Aisha Hinds, who plays Lt. Maureen Mason on ABC's Detroit 1-8-7, was feeling the love recently while at a Trader Joe's in Royal Oak, Michigan. "A woman wanted to give me her entire cart of groceries," she says. "I just came in for a bottle of water."
That's a typical reaction in the Detroit area to the stars of the freshman police drama for being part of the first network TV show to be produced full-time in the city. When you hear the numbers involved, you can understand why. The first 13 episodes of the show will inject as much as $29 million into the battered economy of the area, where the unemployment rate is almost 14 percent. Nearly 200 local people are on the production's payroll, and 15 actors from the area are typically used for an episode. One scene can provide a day's work for as many as 146 background actors or extras.
The Detroit 1-8-7 cast members, many of whom live in the city and its outlying neighborhoods, immerse themselves in the downtown art scene, charity functions and fine dining (Crave in Dearborn is a favorite), and show up at Detroit Tigers games and college football games at Michigan Stadium. Along the way, they hear firsthand how the show is making a difference in the lives of locals. "I asked one of the transportation drivers how he was doing and he said, 'I look at my life six months ago and think about how much life has changed because I have a job on this show,'" says Erin Cummings, who plays medical examiner Dr. Abby Ward. "My stand-in has three daughters. This is not just a cop show on ABC on Tuesday night. This is something that's making a difference in a city that a lot of people in America have written off as dead." City officials initially had misgivings about the show's impact on Detroit's image (1-8-7 is a hip-hop term for homicide), but were assuaged when the series' original faux-documentary format was scrapped.

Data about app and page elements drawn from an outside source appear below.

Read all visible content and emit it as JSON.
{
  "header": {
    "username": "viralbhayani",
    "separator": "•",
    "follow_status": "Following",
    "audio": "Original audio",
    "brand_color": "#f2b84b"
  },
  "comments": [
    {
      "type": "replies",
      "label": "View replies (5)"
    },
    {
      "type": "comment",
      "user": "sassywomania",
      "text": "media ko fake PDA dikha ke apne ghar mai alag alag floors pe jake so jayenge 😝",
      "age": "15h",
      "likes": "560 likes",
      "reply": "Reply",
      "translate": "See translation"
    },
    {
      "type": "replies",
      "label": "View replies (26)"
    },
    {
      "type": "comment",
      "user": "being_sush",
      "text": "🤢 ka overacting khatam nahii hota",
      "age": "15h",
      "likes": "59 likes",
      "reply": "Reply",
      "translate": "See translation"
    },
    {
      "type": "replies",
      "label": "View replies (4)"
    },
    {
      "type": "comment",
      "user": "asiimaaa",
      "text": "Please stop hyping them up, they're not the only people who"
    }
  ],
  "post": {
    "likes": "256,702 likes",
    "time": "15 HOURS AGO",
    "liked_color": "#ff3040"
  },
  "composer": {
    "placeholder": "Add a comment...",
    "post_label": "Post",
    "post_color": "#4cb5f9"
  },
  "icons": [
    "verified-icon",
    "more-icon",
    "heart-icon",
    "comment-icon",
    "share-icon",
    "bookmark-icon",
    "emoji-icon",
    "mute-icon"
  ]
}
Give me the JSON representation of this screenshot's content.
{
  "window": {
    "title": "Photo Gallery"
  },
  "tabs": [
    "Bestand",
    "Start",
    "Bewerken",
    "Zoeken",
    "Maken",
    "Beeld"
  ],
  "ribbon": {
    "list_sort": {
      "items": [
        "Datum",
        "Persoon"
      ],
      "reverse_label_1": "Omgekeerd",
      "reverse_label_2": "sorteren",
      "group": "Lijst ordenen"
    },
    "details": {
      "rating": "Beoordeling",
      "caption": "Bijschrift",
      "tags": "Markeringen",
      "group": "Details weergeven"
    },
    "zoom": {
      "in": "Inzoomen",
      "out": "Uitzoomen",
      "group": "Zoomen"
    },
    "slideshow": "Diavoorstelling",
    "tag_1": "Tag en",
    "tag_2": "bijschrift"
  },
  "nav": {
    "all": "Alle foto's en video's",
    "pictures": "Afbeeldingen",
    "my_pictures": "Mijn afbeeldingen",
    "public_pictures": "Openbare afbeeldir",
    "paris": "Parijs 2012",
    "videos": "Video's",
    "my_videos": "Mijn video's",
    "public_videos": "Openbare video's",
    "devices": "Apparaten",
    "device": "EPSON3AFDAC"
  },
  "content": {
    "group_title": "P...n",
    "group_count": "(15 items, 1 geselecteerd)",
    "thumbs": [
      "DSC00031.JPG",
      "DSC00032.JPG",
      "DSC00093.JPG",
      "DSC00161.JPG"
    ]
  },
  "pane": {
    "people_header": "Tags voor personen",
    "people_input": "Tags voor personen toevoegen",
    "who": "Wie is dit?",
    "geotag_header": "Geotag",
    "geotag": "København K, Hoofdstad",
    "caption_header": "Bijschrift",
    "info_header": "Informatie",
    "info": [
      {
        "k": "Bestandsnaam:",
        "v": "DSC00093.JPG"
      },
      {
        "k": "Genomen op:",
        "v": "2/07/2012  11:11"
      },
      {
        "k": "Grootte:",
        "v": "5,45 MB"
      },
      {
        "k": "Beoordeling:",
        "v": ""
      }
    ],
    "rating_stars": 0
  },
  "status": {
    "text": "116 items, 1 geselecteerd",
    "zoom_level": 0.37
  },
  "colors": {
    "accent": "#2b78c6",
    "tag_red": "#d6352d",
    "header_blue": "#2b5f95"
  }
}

But like most new 10pm dramas this season, Detroit 1-8-7 has struggled in the ratings. The network has yet to decide on giving a full season order to the show. It would pay for ABC to take a close look at the value of shooting in Detroit before giving up. Michigan's incentive program for film work gives the producers a 40 percent rebate on what they spend in the state. That means a show that typically costs around $3.5 million to make is coming in for about $2.6 million, the cost of most original basic-cable dramas.
ABC is also getting a better show than what it originally bought. Detroit 1-8-7 was developed as a straight procedural at the insistence of network executives who were desperate for one. The producers are slowly opening up the personal stories of the squad-room members, making a series that's more in the mold of NYPD Blue and Hill Street Blues, with an authentic local flavor that comes from shooting on location.
Working on a TV series means a lot to the livelihood of actors, producers and directors. In the case of Detroit 1-8-7, it means even more. "It says to the world that you can make a show in Detroit," says exec producer David Zabel. "And that brings in a lot of business.